Our book shows you how a good plinth “works” for a better street at eye level. It contains concrete and inspiring examples of strategies for design, land use/programme, the relation to the street, passenger flows and the collaboration of partners. The book is a collection of stories from over 25 experts all over the world: a collective product with lessons from planners, owners, managers and designers. In addition to many international examples and case studies, the book contains several interviews and research articles. It concludes with practical lessons for the reader to put into practice in their own cities.”
The city at eye level promotes a plinth strategy for the city in order to give an impulse to the urban experience and the urban economy.

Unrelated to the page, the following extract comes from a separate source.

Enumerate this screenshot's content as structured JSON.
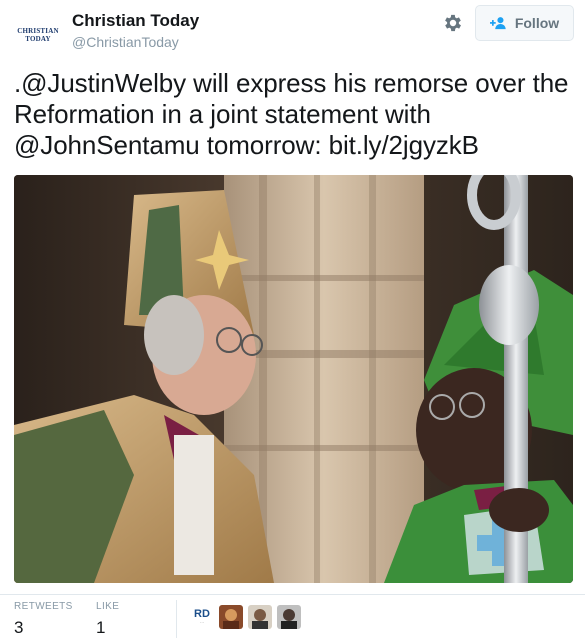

Loft Project Etagi in the heart of St. Petersburg is a good example of how to intensify the inner city. Two St. Petersburg architects took up the initiative to converse the former Smolinsky Bread Factory into an urban meeting point and creative space.The conversed factory houses three galleries, two exhibition spaces, a couple of design- and bookshops, a hostel and the cafe-bar. Café Green Room has a great summer terrace on the roof of the factory. One floor below you find a huge loft space which offers workspace for numerous free-lancers and small businesses on demand. Hidden behind a small door at the street the programmatic ensemble makes use of a potential space which is all over the city in the courtyards of the typical Petersburg building block. Key feature of this complex is the combination with attractors like the hostel and the summer terrace. The kitchen prepares good food and drinks without any profit but is an important driver behind the liveability of the whole.